Hip Switch Delivers Energy to the Ball
By Dr. T. J. Tomasi, Keiser University College of Golf Senior Faculty and Director of Research
The hip is a ball-and-socket joint where the femur, the large bone in your upper leg, plugs into the pelvic girdle. Your hip joint is activated when load (weight) is placed in the joint. Your goal, if you want a consistently correct swing, is to be “in” the correct hip at the correct time. I use the word “in” to mean that you have established that hip joint as the center of rotation by transferring weight into it and then turning your body around it. Given the anatomy of the body and the physics of the swing, there must be a “hip switch” to maximize power. This is one of the swing prerequisites that I call “non-negotiable,” meaning that it must be satisfied, or your swing will suffer.
Here’s a simple guide for effectively performing the hip switch: Except for a brief moment at the top of your swing, the direction of your weight shift and the direction your clubhead is moving should be the same. When your clubhead moves away from the target, your weight should be flowing into your trail hip joint. When your clubhead is moving toward the target, weight flows into your front hip joint. Said another way, to give yourself the best chance to hit a good golf shot, you need to be in your back-hip joint during your backswing and your forward hip joint during your forward swing. This will allow the energy in your clubhead to empty into the ball at impact, rather than down into the ground or up into the sky, as it often does when you are stranded in the wrong hip.

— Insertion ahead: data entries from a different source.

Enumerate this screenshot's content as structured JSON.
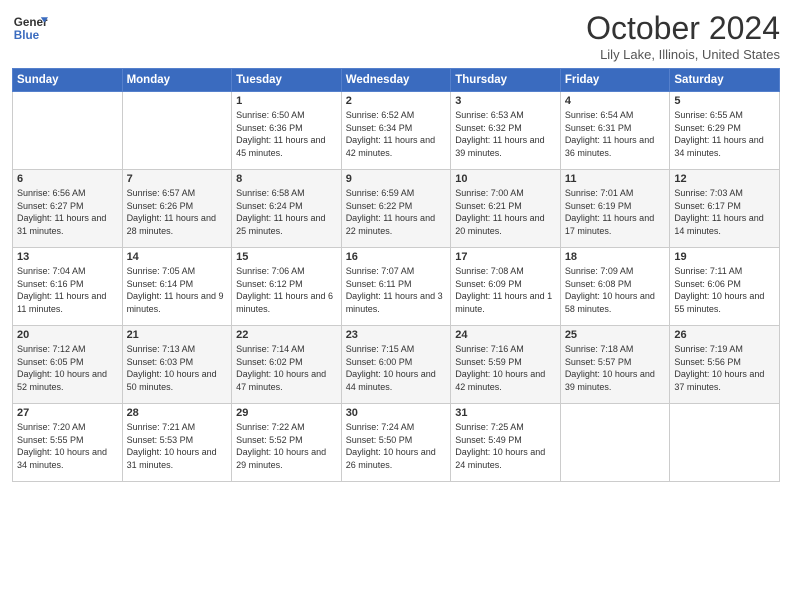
{
  "header": {
    "logo_line1": "General",
    "logo_line2": "Blue",
    "month_title": "October 2024",
    "location": "Lily Lake, Illinois, United States"
  },
  "days_of_week": [
    "Sunday",
    "Monday",
    "Tuesday",
    "Wednesday",
    "Thursday",
    "Friday",
    "Saturday"
  ],
  "weeks": [
    [
      {
        "day": "",
        "info": ""
      },
      {
        "day": "",
        "info": ""
      },
      {
        "day": "1",
        "info": "Sunrise: 6:50 AM\nSunset: 6:36 PM\nDaylight: 11 hours and 45 minutes."
      },
      {
        "day": "2",
        "info": "Sunrise: 6:52 AM\nSunset: 6:34 PM\nDaylight: 11 hours and 42 minutes."
      },
      {
        "day": "3",
        "info": "Sunrise: 6:53 AM\nSunset: 6:32 PM\nDaylight: 11 hours and 39 minutes."
      },
      {
        "day": "4",
        "info": "Sunrise: 6:54 AM\nSunset: 6:31 PM\nDaylight: 11 hours and 36 minutes."
      },
      {
        "day": "5",
        "info": "Sunrise: 6:55 AM\nSunset: 6:29 PM\nDaylight: 11 hours and 34 minutes."
      }
    ],
    [
      {
        "day": "6",
        "info": "Sunrise: 6:56 AM\nSunset: 6:27 PM\nDaylight: 11 hours and 31 minutes."
      },
      {
        "day": "7",
        "info": "Sunrise: 6:57 AM\nSunset: 6:26 PM\nDaylight: 11 hours and 28 minutes."
      },
      {
        "day": "8",
        "info": "Sunrise: 6:58 AM\nSunset: 6:24 PM\nDaylight: 11 hours and 25 minutes."
      },
      {
        "day": "9",
        "info": "Sunrise: 6:59 AM\nSunset: 6:22 PM\nDaylight: 11 hours and 22 minutes."
      },
      {
        "day": "10",
        "info": "Sunrise: 7:00 AM\nSunset: 6:21 PM\nDaylight: 11 hours and 20 minutes."
      },
      {
        "day": "11",
        "info": "Sunrise: 7:01 AM\nSunset: 6:19 PM\nDaylight: 11 hours and 17 minutes."
      },
      {
        "day": "12",
        "info": "Sunrise: 7:03 AM\nSunset: 6:17 PM\nDaylight: 11 hours and 14 minutes."
      }
    ],
    [
      {
        "day": "13",
        "info": "Sunrise: 7:04 AM\nSunset: 6:16 PM\nDaylight: 11 hours and 11 minutes."
      },
      {
        "day": "14",
        "info": "Sunrise: 7:05 AM\nSunset: 6:14 PM\nDaylight: 11 hours and 9 minutes."
      },
      {
        "day": "15",
        "info": "Sunrise: 7:06 AM\nSunset: 6:12 PM\nDaylight: 11 hours and 6 minutes."
      },
      {
        "day": "16",
        "info": "Sunrise: 7:07 AM\nSunset: 6:11 PM\nDaylight: 11 hours and 3 minutes."
      },
      {
        "day": "17",
        "info": "Sunrise: 7:08 AM\nSunset: 6:09 PM\nDaylight: 11 hours and 1 minute."
      },
      {
        "day": "18",
        "info": "Sunrise: 7:09 AM\nSunset: 6:08 PM\nDaylight: 10 hours and 58 minutes."
      },
      {
        "day": "19",
        "info": "Sunrise: 7:11 AM\nSunset: 6:06 PM\nDaylight: 10 hours and 55 minutes."
      }
    ],
    [
      {
        "day": "20",
        "info": "Sunrise: 7:12 AM\nSunset: 6:05 PM\nDaylight: 10 hours and 52 minutes."
      },
      {
        "day": "21",
        "info": "Sunrise: 7:13 AM\nSunset: 6:03 PM\nDaylight: 10 hours and 50 minutes."
      },
      {
        "day": "22",
        "info": "Sunrise: 7:14 AM\nSunset: 6:02 PM\nDaylight: 10 hours and 47 minutes."
      },
      {
        "day": "23",
        "info": "Sunrise: 7:15 AM\nSunset: 6:00 PM\nDaylight: 10 hours and 44 minutes."
      },
      {
        "day": "24",
        "info": "Sunrise: 7:16 AM\nSunset: 5:59 PM\nDaylight: 10 hours and 42 minutes."
      },
      {
        "day": "25",
        "info": "Sunrise: 7:18 AM\nSunset: 5:57 PM\nDaylight: 10 hours and 39 minutes."
      },
      {
        "day": "26",
        "info": "Sunrise: 7:19 AM\nSunset: 5:56 PM\nDaylight: 10 hours and 37 minutes."
      }
    ],
    [
      {
        "day": "27",
        "info": "Sunrise: 7:20 AM\nSunset: 5:55 PM\nDaylight: 10 hours and 34 minutes."
      },
      {
        "day": "28",
        "info": "Sunrise: 7:21 AM\nSunset: 5:53 PM\nDaylight: 10 hours and 31 minutes."
      },
      {
        "day": "29",
        "info": "Sunrise: 7:22 AM\nSunset: 5:52 PM\nDaylight: 10 hours and 29 minutes."
      },
      {
        "day": "30",
        "info": "Sunrise: 7:24 AM\nSunset: 5:50 PM\nDaylight: 10 hours and 26 minutes."
      },
      {
        "day": "31",
        "info": "Sunrise: 7:25 AM\nSunset: 5:49 PM\nDaylight: 10 hours and 24 minutes."
      },
      {
        "day": "",
        "info": ""
      },
      {
        "day": "",
        "info": ""
      }
    ]
  ]
}
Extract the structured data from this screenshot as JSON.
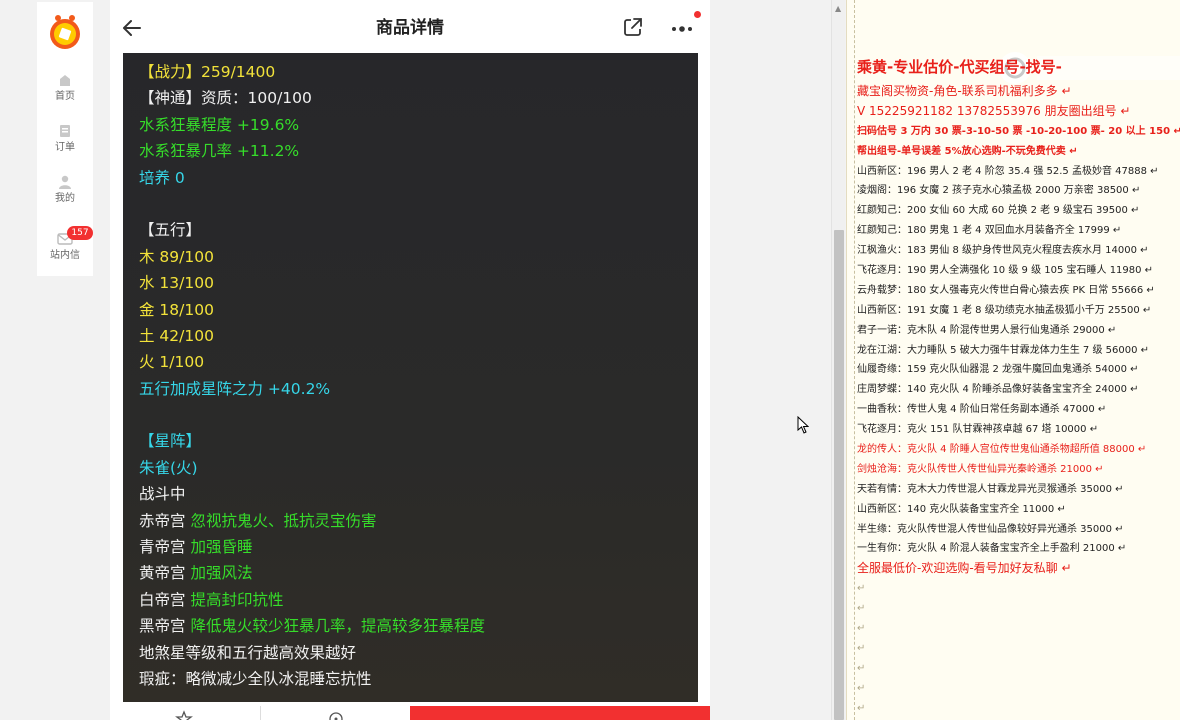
{
  "nav": {
    "home": "首页",
    "orders": "订单",
    "me": "我的",
    "messages": "站内信",
    "message_count": "157"
  },
  "header": {
    "title": "商品详情"
  },
  "detail_lines": [
    {
      "text": "【战力】259/1400",
      "color": "yellow"
    },
    {
      "text": "【神通】资质：100/100",
      "color": "white"
    },
    {
      "text": "水系狂暴程度 +19.6%",
      "color": "green"
    },
    {
      "text": "水系狂暴几率 +11.2%",
      "color": "green"
    },
    {
      "text": "培养 0",
      "color": "cyan"
    },
    {
      "text": "",
      "color": "white"
    },
    {
      "text": "【五行】",
      "color": "white"
    },
    {
      "text": "木 89/100",
      "color": "yellow"
    },
    {
      "text": "水 13/100",
      "color": "yellow"
    },
    {
      "text": "金 18/100",
      "color": "yellow"
    },
    {
      "text": "土 42/100",
      "color": "yellow"
    },
    {
      "text": "火 1/100",
      "color": "yellow"
    },
    {
      "text": "五行加成星阵之力 +40.2%",
      "color": "cyan"
    },
    {
      "text": "",
      "color": "white"
    },
    {
      "text": "【星阵】",
      "color": "cyan"
    },
    {
      "text": "朱雀(火)",
      "color": "cyan"
    },
    {
      "text": "战斗中",
      "color": "white"
    },
    {
      "label": "赤帝宫",
      "effect": "忽视抗鬼火、抵抗灵宝伤害"
    },
    {
      "label": "青帝宫",
      "effect": "加强昏睡"
    },
    {
      "label": "黄帝宫",
      "effect": "加强风法"
    },
    {
      "label": "白帝宫",
      "effect": "提高封印抗性"
    },
    {
      "label": "黑帝宫",
      "effect": "降低鬼火较少狂暴几率，提高较多狂暴程度"
    },
    {
      "text": "地煞星等级和五行越高效果越好",
      "color": "white"
    },
    {
      "text": "瑕疵：略微减少全队冰混睡忘抗性",
      "color": "white"
    }
  ],
  "notes": {
    "title": "乘黄-专业估价-代买组号-找号-",
    "lines": [
      {
        "text": "藏宝阁买物资-角色-联系司机福利多多",
        "style": "r12"
      },
      {
        "text": "V 15225921182   13782553976 朋友圈出组号",
        "style": "r12"
      },
      {
        "text": "扫码估号 3 万内 30 票-3-10-50 票  -10-20-100 票- 20 以上 150",
        "style": "rb"
      },
      {
        "text": "帮出组号-单号误差 5%放心选购-不玩免费代卖",
        "style": "rb"
      },
      {
        "text": "山西新区：196 男人 2 老 4 阶忽 35.4 强 52.5 孟极妙音 47888",
        "style": "plain"
      },
      {
        "text": "凌烟阁：196 女魔 2 孩子克水心猿孟极 2000 万亲密 38500",
        "style": "plain"
      },
      {
        "text": "红颜知己：200 女仙 60 大成 60 兑换 2 老 9 级宝石 39500",
        "style": "plain"
      },
      {
        "text": "红颜知己：180 男鬼 1 老 4 双回血水月装备齐全 17999",
        "style": "plain"
      },
      {
        "text": "江枫渔火：183 男仙 8 级护身传世风克火程度去疾水月 14000",
        "style": "plain"
      },
      {
        "text": "飞花逐月：190 男人全满强化 10 级 9 级 105 宝石睡人 11980",
        "style": "plain"
      },
      {
        "text": "云舟载梦：180 女人强毒克火传世白骨心猿去疾 PK 日常 55666",
        "style": "plain"
      },
      {
        "text": "山西新区：191 女魔 1 老 8 级功绩克水抽孟极狐小千万 25500",
        "style": "plain"
      },
      {
        "text": "君子一诺：克木队 4 阶混传世男人景行仙鬼通杀 29000",
        "style": "plain"
      },
      {
        "text": "龙在江湖：大力睡队 5 破大力强牛甘霖龙体力生生 7 级 56000",
        "style": "plain"
      },
      {
        "text": "仙履奇缘：159 克火队仙器混 2 龙强牛魔回血鬼通杀 54000",
        "style": "plain"
      },
      {
        "text": "庄周梦蝶：140 克火队 4 阶睡杀品像好装备宝宝齐全 24000",
        "style": "plain"
      },
      {
        "text": "一曲香秋：传世人鬼 4 阶仙日常任务副本通杀 47000",
        "style": "plain"
      },
      {
        "text": "飞花逐月：克火 151 队甘霖神孩卓越 67 塔 10000",
        "style": "plain"
      },
      {
        "text": "龙的传人：克火队 4 阶睡人宫位传世鬼仙通杀物超所值 88000",
        "style": "red"
      },
      {
        "text": "剑烛沧海：克火队传世人传世仙异光秦岭通杀 21000",
        "style": "red"
      },
      {
        "text": "天若有情：克木大力传世混人甘霖龙异光灵猴通杀 35000",
        "style": "plain"
      },
      {
        "text": "山西新区：140 克火队装备宝宝齐全 11000",
        "style": "plain"
      },
      {
        "text": "半生缘：克火队传世混人传世仙品像较好异光通杀 35000",
        "style": "plain"
      },
      {
        "text": "一生有你：克火队 4 阶混人装备宝宝齐全上手盈利 21000",
        "style": "plain"
      },
      {
        "text": "全服最低价-欢迎选购-看号加好友私聊",
        "style": "red12"
      }
    ],
    "empty_mark": "↵"
  },
  "colors": {
    "yellow": "#f2e23a",
    "white": "#f0f0f0",
    "green": "#36dd2a",
    "cyan": "#36d6e8",
    "red": "#e8201a",
    "buy_button": "#f23030"
  }
}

The scales under my feet record the story of weight/pressure shift. Near the top of this swing, the weight is loaded into my trail hip. The relative percentage of my weight varies with the club: more with the driver, less with irons.
During the downswing, I can tell by looking at the numbers on the scales that the weight shifts to the front hip to allow the rotation necessary to deliver the club to the ball correctly.